Still bleary eyed from their 1 a.m. arrival at Vicksburg, Miss., students from the University of Puerto Rico Mayagüez were seated at 8.a.m. and ready to begin their summer adventure with the U.S. Army Engineer Research and Development Center in Vicksburg, Miss, Champaign, Ill.; Hanover, N.H.; and Alexandria, Va.
The young collegians started their 10-week program with a welcome, orientation and meeting their mentors, much like it did for the nine students who arrived in 1991 for the first ERDC-UPRM student exchange program.
The 36 students, located at six ERDC laboratories, will work with a mentor on a specific research project. Dr. David Pittman, director, Geotechnical and Structures Laboratory and ERDC lead for the UPRM partnership, explained the students would be working with more than 20 repeat mentors. Some were graduates of UPRM as well as the summer intern program. “The role of your mentor is to help you be a success,” Pittman said.

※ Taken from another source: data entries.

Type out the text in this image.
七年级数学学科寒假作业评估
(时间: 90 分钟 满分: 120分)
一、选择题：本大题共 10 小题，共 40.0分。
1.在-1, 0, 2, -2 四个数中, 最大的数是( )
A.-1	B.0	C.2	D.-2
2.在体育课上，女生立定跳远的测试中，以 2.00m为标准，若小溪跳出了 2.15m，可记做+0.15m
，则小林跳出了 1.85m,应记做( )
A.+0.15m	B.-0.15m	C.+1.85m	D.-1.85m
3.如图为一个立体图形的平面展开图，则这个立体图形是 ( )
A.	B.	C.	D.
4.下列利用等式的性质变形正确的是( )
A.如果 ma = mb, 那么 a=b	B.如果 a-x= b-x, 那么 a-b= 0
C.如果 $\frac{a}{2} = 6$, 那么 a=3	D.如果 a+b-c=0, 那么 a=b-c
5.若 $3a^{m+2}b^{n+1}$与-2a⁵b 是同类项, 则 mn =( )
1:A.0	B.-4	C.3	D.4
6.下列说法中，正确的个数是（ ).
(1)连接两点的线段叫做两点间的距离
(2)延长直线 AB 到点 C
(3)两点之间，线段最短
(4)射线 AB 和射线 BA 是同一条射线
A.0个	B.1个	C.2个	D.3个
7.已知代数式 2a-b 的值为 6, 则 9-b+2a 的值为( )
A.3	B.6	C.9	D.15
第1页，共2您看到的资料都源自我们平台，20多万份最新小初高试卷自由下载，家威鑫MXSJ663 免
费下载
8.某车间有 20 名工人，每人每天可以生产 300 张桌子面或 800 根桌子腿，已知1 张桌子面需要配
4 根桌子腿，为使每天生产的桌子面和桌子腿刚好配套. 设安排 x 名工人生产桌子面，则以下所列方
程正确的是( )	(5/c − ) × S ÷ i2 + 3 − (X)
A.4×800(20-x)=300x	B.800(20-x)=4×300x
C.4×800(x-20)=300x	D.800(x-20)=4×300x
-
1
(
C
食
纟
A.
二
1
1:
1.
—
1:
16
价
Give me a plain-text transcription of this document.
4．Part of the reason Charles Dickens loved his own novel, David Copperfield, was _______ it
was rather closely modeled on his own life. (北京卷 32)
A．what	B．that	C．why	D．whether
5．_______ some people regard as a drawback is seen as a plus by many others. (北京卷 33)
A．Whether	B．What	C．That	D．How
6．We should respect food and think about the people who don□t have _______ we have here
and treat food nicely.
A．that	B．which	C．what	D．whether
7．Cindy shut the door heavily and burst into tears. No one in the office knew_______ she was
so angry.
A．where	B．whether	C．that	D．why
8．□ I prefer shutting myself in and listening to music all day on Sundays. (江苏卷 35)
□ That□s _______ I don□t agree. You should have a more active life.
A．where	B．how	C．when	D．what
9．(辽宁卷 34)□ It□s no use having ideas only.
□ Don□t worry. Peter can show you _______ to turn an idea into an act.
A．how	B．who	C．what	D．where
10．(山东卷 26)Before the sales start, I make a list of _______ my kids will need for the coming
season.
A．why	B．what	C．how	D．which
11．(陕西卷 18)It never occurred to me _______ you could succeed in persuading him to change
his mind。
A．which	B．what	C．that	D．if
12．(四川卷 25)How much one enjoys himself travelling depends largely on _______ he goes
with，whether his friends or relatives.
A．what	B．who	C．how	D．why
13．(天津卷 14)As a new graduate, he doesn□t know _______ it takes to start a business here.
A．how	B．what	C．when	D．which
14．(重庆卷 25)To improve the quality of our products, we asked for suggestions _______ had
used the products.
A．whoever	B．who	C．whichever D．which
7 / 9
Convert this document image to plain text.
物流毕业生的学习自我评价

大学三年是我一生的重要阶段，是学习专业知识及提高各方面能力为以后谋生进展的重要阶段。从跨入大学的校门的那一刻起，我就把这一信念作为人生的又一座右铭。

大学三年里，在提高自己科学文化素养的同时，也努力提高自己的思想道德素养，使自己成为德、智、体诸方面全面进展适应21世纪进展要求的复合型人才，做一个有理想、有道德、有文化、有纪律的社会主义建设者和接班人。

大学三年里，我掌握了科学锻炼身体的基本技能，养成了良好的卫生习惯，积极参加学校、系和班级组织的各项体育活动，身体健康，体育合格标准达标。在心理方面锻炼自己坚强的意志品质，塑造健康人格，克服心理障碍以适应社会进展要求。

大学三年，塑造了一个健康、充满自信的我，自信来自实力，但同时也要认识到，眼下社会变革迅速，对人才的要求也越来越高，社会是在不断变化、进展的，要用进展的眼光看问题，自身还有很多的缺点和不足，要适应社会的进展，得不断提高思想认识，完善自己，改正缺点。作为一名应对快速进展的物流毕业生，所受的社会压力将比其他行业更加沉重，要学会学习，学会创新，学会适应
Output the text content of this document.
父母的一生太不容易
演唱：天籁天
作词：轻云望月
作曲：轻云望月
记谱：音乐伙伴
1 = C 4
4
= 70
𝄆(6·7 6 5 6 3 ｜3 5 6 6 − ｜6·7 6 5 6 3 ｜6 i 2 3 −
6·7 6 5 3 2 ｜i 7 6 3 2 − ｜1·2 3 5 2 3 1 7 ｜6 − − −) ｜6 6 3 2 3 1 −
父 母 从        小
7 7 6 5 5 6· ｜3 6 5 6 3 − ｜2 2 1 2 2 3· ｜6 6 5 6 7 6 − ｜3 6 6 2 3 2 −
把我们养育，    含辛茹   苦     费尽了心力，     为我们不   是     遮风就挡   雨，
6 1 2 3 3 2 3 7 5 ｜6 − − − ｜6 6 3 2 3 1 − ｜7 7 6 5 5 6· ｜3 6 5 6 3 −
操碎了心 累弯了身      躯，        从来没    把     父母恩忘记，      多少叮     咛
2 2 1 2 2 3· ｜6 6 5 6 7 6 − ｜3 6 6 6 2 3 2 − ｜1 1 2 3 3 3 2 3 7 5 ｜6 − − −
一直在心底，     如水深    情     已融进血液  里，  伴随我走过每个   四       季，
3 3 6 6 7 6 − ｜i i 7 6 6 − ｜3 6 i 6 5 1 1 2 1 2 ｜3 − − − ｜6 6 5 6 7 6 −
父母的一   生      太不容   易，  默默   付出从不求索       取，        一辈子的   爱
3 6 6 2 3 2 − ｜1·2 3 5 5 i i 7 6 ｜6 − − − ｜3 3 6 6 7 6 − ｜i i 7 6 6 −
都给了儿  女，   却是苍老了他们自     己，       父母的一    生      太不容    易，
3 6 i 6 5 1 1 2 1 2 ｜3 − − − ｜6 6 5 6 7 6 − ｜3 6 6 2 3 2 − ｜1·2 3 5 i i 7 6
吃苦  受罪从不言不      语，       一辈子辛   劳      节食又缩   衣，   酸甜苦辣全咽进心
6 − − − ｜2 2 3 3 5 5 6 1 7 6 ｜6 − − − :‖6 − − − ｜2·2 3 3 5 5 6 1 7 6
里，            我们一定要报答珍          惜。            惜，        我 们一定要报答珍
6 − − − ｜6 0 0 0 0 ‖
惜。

The GSL director informed the students that they would be treated as co-workers and not students. He listed the benefits for the students, “challenging research, professional development, and social activities.” In return, the interns will present a briefing on their research at the end of their summer experience.
All this work will pay off for the students this summer as they earn college credit for their summer internship.
It will not be all work and no play for the students. Several social events are planned for the summer. UPRM alumni organized a Meet and Greet Brown Bag Lunch and plan to do more throughout the summer. Members of the recently formed Vicksburg Chapter of the Society of Professional Hispanic Engineers are planning a picnic for the students. Students also plan to attend the Blacks in Government Meet and Greet event where they can meet ERDC leadership.
Evelyn Villanueva, a UPRM graduate, is described as the mother of the group. She will also be coordinating group social activities for the students and remembers what it is like to be away from home and family in a land with different customs and language. “The social events are an important part of the summer program. We let the students experience work life, but it is equally important to let them learn about the local area and to interact with alumni or travel to nearby cities such as New Orleans, Memphis, Atlanta or Dallas,” she said.
This is sure to be a busy summer, filled with research experience, new friends and memories for the students.